When I first stumbled over the band name TZOMPANTLI my tongue almost tied up in a knot, but when I read that they play Power Metal with some Mexican Folk, I couldn’t care less about my tongue, but wanted to hear what they were about. After several tries to get in touch with the band, it then finally worked out - “Aztec Blade” was mine. Now TZOMPANTLI are by no stretch a green band, they were founded way back in 1989 already, but still this one album and three demos under the name of INCEST under their belt, so talk about taking their time.

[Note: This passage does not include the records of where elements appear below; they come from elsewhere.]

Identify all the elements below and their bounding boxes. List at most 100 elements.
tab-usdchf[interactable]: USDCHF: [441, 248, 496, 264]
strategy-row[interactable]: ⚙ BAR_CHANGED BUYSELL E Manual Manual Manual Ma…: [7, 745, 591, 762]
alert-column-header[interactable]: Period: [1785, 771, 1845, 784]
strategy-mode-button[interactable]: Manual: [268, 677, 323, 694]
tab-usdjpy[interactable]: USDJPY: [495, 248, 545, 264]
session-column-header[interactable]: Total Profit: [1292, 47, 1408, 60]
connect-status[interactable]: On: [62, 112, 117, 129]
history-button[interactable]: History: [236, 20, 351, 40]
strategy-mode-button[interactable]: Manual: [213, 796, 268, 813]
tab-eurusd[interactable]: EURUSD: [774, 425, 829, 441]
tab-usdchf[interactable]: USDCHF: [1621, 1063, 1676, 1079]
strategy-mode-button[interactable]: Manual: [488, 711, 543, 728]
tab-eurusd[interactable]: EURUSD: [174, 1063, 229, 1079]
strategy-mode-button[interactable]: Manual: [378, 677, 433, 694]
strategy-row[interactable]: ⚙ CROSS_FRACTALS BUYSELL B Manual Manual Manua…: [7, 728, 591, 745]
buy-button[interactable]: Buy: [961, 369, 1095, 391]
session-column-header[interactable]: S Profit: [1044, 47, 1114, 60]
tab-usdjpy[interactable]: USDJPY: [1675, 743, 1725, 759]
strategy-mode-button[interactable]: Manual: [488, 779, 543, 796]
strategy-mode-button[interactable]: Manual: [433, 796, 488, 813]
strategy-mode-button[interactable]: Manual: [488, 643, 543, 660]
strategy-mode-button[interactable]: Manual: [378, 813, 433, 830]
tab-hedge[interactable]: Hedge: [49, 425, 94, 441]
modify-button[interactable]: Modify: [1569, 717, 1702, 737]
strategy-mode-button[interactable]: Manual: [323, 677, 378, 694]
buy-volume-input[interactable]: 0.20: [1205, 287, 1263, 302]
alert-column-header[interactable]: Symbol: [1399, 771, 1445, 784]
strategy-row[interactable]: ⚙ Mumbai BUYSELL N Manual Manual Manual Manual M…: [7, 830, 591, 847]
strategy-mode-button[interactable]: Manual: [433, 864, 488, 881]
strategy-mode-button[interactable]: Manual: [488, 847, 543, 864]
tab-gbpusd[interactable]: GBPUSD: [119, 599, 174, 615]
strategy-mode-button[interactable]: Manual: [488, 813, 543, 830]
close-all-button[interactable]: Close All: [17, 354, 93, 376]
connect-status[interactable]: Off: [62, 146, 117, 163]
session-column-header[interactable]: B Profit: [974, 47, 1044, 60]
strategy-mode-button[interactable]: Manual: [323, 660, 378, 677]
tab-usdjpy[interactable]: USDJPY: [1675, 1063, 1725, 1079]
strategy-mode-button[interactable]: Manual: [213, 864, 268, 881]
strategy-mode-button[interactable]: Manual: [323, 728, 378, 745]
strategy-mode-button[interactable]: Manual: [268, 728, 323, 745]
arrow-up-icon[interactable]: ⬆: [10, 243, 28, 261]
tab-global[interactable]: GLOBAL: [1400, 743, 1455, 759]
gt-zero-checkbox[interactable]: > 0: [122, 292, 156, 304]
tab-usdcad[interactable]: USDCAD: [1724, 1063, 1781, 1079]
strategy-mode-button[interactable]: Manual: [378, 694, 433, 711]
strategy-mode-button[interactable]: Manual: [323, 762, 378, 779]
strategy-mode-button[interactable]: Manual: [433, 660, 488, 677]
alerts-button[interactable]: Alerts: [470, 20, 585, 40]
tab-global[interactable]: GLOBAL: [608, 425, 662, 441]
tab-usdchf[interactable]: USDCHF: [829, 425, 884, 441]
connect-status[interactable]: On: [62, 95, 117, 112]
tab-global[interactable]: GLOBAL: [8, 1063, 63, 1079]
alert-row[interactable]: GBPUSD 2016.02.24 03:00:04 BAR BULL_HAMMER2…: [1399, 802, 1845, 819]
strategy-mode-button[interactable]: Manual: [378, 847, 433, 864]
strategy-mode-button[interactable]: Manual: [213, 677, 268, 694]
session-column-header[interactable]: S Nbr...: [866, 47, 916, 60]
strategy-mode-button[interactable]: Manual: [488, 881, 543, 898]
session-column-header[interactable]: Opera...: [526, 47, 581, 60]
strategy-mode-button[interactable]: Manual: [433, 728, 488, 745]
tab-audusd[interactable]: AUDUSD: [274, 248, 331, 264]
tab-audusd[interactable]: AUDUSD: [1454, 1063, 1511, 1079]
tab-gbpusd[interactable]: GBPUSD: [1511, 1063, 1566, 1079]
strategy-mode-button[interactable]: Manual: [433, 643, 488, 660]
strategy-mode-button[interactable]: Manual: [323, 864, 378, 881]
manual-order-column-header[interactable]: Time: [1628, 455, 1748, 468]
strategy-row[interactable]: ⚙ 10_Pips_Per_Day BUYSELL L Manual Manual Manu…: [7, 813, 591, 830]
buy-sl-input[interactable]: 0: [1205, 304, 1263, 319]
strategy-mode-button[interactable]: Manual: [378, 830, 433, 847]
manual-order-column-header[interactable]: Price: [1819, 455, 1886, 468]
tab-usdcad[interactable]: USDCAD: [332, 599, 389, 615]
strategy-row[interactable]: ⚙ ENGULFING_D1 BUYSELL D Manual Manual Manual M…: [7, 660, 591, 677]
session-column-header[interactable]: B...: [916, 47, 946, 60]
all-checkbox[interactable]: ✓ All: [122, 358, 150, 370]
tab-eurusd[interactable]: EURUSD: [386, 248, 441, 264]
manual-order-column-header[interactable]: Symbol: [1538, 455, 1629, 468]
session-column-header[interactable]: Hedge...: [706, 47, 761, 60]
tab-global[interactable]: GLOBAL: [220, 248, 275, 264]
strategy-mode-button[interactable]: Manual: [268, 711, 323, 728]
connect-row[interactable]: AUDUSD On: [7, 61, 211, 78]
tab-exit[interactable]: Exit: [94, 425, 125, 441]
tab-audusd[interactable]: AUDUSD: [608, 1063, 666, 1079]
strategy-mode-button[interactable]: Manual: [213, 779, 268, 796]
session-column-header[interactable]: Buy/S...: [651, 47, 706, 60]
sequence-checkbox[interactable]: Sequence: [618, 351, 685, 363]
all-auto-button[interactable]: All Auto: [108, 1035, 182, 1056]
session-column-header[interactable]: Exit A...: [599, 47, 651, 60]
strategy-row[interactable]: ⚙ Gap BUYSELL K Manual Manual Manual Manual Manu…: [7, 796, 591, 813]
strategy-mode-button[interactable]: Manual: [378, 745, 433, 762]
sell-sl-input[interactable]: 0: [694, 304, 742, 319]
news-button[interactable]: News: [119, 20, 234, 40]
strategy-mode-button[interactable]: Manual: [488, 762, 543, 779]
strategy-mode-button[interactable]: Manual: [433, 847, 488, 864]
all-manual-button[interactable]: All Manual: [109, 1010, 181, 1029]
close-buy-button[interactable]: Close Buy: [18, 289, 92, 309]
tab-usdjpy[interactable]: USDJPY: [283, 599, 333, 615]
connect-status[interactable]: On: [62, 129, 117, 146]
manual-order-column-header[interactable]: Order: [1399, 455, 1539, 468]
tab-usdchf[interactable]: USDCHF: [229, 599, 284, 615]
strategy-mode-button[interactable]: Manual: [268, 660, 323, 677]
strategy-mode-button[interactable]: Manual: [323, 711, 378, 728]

But anyways, lyrics about the Aztecs are something fresh and interesting and if the music also manages to convey that, I’m all for it. And “Clash In Mictlan”, the nine-minute opener sets out with something like a horn, some flute, thundering drums and some guitars, setting the atmosphere for an adventure back in time. The song itself is almost pure Power Metal, infused with some indigenous elements in the rhythm and also a return of the flute here and there, with Carlos G.T.’s high and a little peculiar (his timbre), but quite original voice over it, which I could imagine many people will be ready to criticize in the blink of an eye. The whole undertaking is a little hampered by the sound, which lacks a bit of clarity and breathes more the air of the 80s, but at the same time it gives TZOMPANTLI’s music some earthy authenticity that actually is a welcome change to the many sterile and slick productions of late.
Overall variety definitely is not a problem for TZOMPANTLI, as they cleverly vary speeds and intensity throughout and in-between the songs, “The Truth Behind The Glory” sets out slow, before ascending into mid-tempo, introducing a quiet passage and then erupting into a fast, driving part without disrupting the flow of the song, if I imagined this with a good production (here it gets a little too “authentic”, if you know what I mean), this song would be an absolute killer! And “Behind The Shadows” even takes on some thrashy hues with the partly frenetic pace and rough riffing, and even though some of the other tracks can’t keep up with the mentioned three crackers, they never dip below the standard.
The production values are the only setback to “Aztec Blade”, but they are more than weighed up by the song material and the willingness to stray from the beaten path, the voice is part of this, even though it might be held against them by some fans, who can’t get their ears to properly embrace it, overall TZOMPANTLI’s debut effort is a more than remarkable release from Mexico and should find the open ears of quite a few fans of Power Metal, it definitely worked with me!